F&N, the 130-year-old real estate and beverage conglomerate, said it will appoint advisers to study options available for the company to “unlock shareholder value,” according to a statement dated yesterday to the Singapore stock exchange. “This may involve a segregation of its property-related businesses from its non-property related businesses,” Singapore-based F&N said.
The announcement follows the appointment of Thailand’s richest billionaire Charoen Sirivadhanabhakdi as company chairman in February, following his S$13.8 billion ($10.9 billion) takeover of F&N, whose businesses range from milk to shopping malls. It also comes amid new rules directing how financial institutions grant property loans to individuals as Singapore’s government extends efforts to curb speculation.

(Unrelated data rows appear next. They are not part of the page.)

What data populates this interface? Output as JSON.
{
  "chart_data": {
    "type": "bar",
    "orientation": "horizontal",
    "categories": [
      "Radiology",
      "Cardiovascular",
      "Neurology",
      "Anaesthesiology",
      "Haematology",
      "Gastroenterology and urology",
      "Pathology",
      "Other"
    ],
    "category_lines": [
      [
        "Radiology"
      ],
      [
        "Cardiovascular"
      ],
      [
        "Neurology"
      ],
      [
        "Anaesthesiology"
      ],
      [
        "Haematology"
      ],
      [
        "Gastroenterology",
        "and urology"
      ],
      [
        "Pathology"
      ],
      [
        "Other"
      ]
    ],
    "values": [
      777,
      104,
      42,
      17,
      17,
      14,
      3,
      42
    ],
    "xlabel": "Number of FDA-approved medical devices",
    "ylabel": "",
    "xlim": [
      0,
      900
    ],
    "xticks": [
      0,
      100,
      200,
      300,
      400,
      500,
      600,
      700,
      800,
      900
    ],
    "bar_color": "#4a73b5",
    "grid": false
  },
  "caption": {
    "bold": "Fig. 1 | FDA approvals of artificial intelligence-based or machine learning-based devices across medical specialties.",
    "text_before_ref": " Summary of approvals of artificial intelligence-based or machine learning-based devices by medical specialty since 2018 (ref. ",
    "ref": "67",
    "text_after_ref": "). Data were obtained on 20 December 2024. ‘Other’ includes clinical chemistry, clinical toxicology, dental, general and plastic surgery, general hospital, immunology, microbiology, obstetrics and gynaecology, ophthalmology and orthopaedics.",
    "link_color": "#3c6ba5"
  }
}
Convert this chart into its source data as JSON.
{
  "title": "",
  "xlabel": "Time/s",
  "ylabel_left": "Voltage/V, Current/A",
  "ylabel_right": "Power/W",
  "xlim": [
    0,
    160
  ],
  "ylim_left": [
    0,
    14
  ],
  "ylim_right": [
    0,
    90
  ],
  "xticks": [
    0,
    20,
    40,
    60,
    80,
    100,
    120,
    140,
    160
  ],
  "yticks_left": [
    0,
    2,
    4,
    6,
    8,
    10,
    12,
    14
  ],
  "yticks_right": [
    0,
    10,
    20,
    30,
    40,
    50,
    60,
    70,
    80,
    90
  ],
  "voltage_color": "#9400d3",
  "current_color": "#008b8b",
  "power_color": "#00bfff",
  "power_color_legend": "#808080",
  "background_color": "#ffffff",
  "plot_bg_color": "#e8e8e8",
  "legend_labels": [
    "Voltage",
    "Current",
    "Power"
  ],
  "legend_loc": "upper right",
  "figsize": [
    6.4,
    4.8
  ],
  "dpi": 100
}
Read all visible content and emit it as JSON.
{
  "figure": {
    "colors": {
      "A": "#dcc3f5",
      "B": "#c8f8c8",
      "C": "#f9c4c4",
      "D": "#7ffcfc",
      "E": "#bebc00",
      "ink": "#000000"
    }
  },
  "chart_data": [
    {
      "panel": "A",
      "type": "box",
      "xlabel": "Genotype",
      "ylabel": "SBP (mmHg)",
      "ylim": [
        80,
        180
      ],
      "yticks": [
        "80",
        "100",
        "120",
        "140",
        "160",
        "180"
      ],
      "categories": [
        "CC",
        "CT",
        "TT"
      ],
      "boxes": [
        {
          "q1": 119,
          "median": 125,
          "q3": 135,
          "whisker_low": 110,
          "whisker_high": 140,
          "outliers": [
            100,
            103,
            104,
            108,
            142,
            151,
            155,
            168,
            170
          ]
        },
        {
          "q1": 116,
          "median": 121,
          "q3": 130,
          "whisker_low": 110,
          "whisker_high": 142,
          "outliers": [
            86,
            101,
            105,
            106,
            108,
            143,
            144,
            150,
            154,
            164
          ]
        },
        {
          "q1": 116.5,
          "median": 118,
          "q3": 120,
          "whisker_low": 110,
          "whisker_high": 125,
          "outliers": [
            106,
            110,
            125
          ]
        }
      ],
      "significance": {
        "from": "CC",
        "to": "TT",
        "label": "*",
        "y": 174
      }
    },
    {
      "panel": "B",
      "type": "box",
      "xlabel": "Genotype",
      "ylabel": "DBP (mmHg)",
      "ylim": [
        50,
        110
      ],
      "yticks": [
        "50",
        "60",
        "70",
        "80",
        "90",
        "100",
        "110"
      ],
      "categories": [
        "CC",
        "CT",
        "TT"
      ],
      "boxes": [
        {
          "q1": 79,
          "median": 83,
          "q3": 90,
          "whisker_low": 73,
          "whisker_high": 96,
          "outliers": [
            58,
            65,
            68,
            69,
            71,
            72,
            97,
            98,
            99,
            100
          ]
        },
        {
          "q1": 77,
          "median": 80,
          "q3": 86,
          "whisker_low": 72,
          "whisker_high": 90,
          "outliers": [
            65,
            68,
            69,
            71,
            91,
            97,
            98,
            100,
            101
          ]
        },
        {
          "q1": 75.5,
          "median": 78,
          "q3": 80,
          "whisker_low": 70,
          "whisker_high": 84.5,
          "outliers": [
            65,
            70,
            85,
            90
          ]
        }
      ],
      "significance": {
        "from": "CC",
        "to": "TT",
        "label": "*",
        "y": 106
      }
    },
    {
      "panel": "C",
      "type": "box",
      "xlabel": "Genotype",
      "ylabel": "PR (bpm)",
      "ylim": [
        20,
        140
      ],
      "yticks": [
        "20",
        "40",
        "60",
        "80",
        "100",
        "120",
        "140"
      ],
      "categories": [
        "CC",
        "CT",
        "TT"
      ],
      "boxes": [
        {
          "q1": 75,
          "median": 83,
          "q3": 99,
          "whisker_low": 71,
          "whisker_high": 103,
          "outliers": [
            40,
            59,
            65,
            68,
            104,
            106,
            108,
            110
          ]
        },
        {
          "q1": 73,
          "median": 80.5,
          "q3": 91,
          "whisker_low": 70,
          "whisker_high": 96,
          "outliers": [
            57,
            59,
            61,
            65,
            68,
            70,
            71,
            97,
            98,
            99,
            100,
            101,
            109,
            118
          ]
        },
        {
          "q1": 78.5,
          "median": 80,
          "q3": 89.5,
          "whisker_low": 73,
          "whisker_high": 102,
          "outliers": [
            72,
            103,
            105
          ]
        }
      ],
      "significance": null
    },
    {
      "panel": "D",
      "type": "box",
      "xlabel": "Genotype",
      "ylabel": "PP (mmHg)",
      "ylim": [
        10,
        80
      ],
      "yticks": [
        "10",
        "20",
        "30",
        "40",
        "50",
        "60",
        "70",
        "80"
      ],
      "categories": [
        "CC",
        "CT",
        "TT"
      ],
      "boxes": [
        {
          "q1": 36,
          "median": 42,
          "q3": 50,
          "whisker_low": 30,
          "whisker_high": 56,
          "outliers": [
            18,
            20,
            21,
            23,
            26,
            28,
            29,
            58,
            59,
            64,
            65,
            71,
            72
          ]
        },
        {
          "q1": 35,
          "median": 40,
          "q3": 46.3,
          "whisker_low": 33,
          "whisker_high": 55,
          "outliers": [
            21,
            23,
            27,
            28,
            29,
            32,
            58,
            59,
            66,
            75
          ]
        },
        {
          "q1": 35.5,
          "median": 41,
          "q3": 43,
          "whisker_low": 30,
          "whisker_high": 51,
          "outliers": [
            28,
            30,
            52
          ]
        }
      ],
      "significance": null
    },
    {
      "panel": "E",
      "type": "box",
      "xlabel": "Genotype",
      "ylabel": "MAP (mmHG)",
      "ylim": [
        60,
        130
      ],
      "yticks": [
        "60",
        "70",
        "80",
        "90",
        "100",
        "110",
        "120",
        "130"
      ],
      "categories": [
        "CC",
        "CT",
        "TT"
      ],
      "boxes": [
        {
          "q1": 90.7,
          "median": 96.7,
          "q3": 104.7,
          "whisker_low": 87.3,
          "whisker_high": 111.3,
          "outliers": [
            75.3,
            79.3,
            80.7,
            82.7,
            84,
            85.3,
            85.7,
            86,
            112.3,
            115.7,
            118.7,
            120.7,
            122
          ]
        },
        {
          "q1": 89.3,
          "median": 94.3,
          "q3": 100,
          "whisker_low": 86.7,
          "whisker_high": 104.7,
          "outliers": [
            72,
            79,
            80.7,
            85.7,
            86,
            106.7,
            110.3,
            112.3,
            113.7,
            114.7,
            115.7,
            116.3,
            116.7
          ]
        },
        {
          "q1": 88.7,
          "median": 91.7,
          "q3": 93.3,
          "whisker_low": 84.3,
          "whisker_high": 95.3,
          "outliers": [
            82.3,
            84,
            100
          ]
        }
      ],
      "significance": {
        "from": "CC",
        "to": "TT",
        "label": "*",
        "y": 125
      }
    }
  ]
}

Charoen’s appointment became effective from Feb. 28 after he won control of F&N in January, when his offer of S$9.55 a share gained support from a majority of shareholders and edged out a proposal from rival Overseas Union Enterprise Ltd. (OUE) F&N’s stock price has fallen 12 percent this year to close at S$8.58 yesterday.
In a separate exchange filing also dated yesterday, F&N said its proposal to distribute S$4.7 billion of capital to shareholders, amounting to S$3.28 per share, was approved.
Charoen, who ranks 95th in Bloomberg’s Billionaires Index with an estimated net worth of $10.6 billion, gained access to F&N’s property assets after the deal. The company’s development and commercial property businesses were the biggest contributors to net income in the three months ended March 31, according to data compiled by Bloomberg.
Starting today, a new framework requires that lenders in Singapore take a borrower’s debt into consideration when granting property loans, the nation’s monetary authority said in a statement yesterday.
In January, the government unveiled a seventh round of measures to curb real-estate speculation in about four years that included an increase in stamp duties for home buyers by 5 percentage points to 7 percentage points. OUE said in a Jan. 21 statement it wouldn’t match Charoen’s offer for F&N, citing the property measures.